Canon Goddard said that he supported Mr Ward’s motion, “because the Covenant will make conversations more difficult. It will be used to beat with a stick those who wish to be more inclusive. . . Those who oppose the Covenant should vote for this motion.”
He is absolutely right. If I remember the debate correctly he said there was a wound in the church around lesbian and gay issues, and I feel this wound myself, very profoundly. I think we are bleeding, and the blood that has been spilt is that of lesbian and gay Christians. Although I am not myself homosexual, I can't help but feel the pain as I stand beside my lesbian and gay friends, it has become my own pain and I am wounded too by the approach of the Anglican Communion.

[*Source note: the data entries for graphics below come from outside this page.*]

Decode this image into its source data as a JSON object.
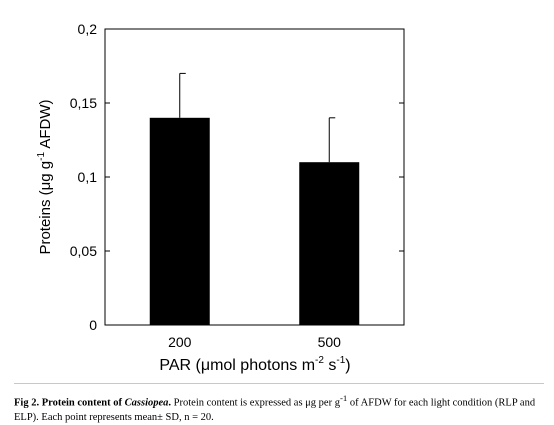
{
  "chart_data": {
    "type": "bar",
    "categories": [
      "200",
      "500"
    ],
    "values": [
      0.14,
      0.11
    ],
    "errors": [
      0.03,
      0.03
    ],
    "ylim": [
      0,
      0.2
    ],
    "yticks": [
      0,
      0.05,
      0.1,
      0.15,
      0.2
    ],
    "ytick_labels": [
      "0",
      "0,05",
      "0,1",
      "0,15",
      "0,2"
    ],
    "ylabel": {
      "main": "Proteins (μg g",
      "sup": "-1",
      "tail": " AFDW)"
    },
    "xlabel": {
      "part1": "PAR  (μmol photons m",
      "sup1": "-2",
      "part2": " s",
      "sup2": "-1",
      "part3": ")"
    },
    "bar_color": "#000000",
    "grid": false
  },
  "caption": {
    "fig_label": "Fig 2.",
    "title_prefix": "Protein content of ",
    "title_italic": "Cassiopea",
    "title_end": ".",
    "text1": " Protein content is expressed as μg per g",
    "sup": "-1",
    "text2": " of AFDW for each light condition (RLP and ELP). Each point represents mean± SD, n = 20."
  }
}
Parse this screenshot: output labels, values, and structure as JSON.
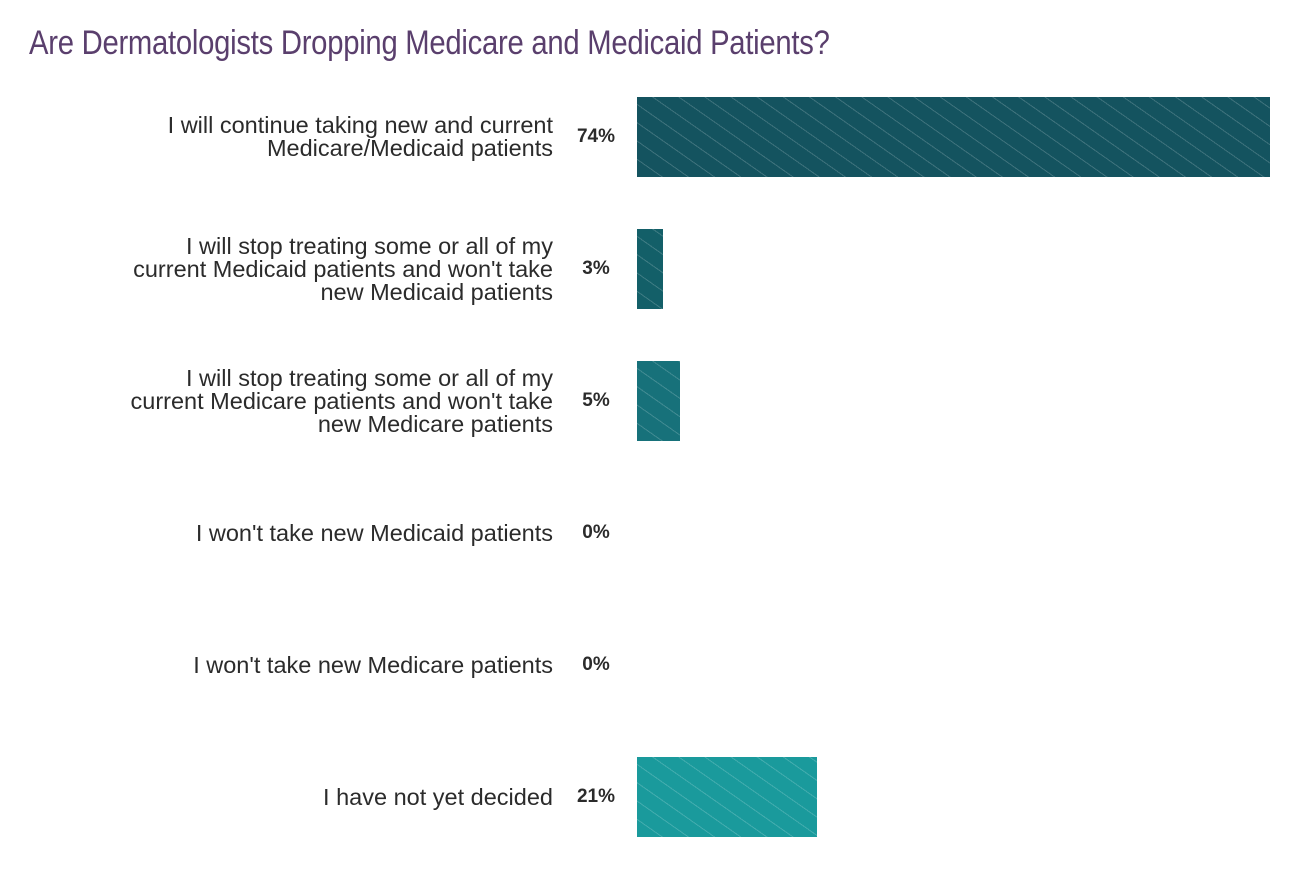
{
  "chart_data": {
    "type": "bar",
    "orientation": "horizontal",
    "title": "Are Dermatologists Dropping Medicare and Medicaid Patients?",
    "categories": [
      "I will continue taking new and current Medicare/Medicaid patients",
      "I will stop treating some or all of my current Medicaid patients and won't take new Medicaid patients",
      "I will stop treating some or all of my current Medicare patients and won't take new Medicare patients",
      "I won't take new Medicaid patients",
      "I won't take new Medicare patients",
      "I have not yet decided"
    ],
    "category_lines": [
      [
        "I will continue taking new and current",
        "Medicare/Medicaid patients"
      ],
      [
        "I will stop treating some or all of my",
        "current Medicaid patients and won't take",
        "new Medicaid patients"
      ],
      [
        "I will stop treating some or all of my",
        "current Medicare patients and won't take",
        "new Medicare patients"
      ],
      [
        "I won't take new Medicaid patients"
      ],
      [
        "I won't take new Medicare patients"
      ],
      [
        "I have not yet decided"
      ]
    ],
    "values": [
      74,
      3,
      5,
      0,
      0,
      21
    ],
    "data_labels": [
      "74%",
      "3%",
      "5%",
      "0%",
      "0%",
      "21%"
    ],
    "xlim": [
      0,
      74
    ],
    "grid": false,
    "colors": [
      "#14535f",
      "#135f68",
      "#17717a",
      "#17717a",
      "#178587",
      "#1a9a9c"
    ]
  }
}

There have been three gross travesties. The first is Lambeth 1:10 which was a document that was to encompass the complex viewpoints of Bishops in the Anglican Communion. Conservatives put pressure on the then Archbishop and under inappropriate conditions it was amended to declare homosexual practice to be unbiblical. It has been a stick to beat Anglican homosexual people with ever since.

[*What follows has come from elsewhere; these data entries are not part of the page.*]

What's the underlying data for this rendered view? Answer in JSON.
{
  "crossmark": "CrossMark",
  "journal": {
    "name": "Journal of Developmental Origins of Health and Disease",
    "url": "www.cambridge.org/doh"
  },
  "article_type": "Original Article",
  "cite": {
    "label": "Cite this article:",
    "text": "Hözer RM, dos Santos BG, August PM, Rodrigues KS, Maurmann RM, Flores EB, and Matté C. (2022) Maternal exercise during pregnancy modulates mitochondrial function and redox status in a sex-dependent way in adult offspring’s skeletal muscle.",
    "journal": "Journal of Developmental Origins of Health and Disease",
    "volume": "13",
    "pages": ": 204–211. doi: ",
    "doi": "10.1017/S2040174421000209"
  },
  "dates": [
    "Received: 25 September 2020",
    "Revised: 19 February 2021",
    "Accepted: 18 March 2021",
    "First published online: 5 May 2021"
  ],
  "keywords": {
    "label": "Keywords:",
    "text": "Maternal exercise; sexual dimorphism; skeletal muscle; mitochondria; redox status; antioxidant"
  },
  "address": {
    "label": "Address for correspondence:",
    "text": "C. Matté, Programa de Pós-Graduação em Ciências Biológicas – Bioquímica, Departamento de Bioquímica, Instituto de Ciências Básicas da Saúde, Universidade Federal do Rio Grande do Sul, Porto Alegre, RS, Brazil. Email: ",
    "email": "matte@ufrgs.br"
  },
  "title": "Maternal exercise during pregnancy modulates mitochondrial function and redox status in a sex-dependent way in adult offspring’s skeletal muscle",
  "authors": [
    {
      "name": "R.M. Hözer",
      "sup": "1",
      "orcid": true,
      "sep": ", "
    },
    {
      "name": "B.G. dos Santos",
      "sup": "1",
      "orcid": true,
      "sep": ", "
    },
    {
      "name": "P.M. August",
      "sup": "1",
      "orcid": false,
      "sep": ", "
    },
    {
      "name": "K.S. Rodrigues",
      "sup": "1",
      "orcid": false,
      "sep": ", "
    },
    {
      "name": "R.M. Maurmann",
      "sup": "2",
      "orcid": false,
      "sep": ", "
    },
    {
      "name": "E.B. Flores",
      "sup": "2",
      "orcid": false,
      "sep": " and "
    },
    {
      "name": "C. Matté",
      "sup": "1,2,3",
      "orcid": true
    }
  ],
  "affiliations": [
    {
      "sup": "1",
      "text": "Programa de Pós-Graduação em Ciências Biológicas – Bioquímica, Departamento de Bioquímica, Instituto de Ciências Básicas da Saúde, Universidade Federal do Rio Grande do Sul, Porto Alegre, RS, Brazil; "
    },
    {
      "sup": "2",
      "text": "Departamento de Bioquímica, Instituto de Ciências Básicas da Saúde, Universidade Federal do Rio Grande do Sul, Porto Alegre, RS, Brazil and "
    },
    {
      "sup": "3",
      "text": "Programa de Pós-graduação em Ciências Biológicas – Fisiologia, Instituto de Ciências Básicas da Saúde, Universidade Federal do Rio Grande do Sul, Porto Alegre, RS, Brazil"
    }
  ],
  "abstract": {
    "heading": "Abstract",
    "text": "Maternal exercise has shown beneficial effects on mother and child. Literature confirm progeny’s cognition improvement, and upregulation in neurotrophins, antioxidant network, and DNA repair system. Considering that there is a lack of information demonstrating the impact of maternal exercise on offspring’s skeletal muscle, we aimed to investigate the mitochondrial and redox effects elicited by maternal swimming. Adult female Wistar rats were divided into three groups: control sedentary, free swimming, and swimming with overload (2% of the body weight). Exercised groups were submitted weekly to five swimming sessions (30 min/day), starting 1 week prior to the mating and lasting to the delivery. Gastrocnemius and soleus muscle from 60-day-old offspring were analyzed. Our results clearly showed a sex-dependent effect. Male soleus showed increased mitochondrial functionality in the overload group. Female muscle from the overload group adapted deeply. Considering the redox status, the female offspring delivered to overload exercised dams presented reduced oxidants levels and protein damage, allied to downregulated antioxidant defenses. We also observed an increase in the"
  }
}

Then Jeffrey John, a celibate partnered homosexual man was appointed Bishop of Reading. He fulfilled the requirements to be a Bishop - ie as a gay man he was celibate - and the conservative outcry and bullying tactics caused an injustice, and he was asked to resign. The result was a 10000 signature petition and the birth of Inclusive Church. Given that Jeffrey John was asked to resign, what does that mean for every other gay priest who may be put forward to be a Bishop?
The Windsor Report was a result of Conservative Anglicans being upset that a gay man was consecrated as a bishop. Gene Robinson, however is not celibate, as gay and lesbian Christians in The Episcopal Church have equality with heterosexual Christians. The Windsor Report puts the schism in the Anglican Communion firmly on the shoulders of those who offer homosexual people equality. Out of the Windsor Report came the desire to create an Anglican Covenant so that those Provinces who believe in LGBT equality can be relegated.
As Bishop John Saxbee said
The Covenant may of itself not be tyrannical, but there are those in the Communion whose treatment of our lesbian and gay sisters and brothers has had at least a touch of the tyrannical about it. And if I ever come to the conclusion that a covenant of this kind would give them comfort then I would be bound to resist it.
The elephant in the room is that a huge number of us believe that the Anglican Covenant will be wielded to further wound and victimise gay people. The dreadful death of David Kato is a solemn reminder of the hatred of homophobia and the Anglican Covenant is too closely associated with this sort of hatred.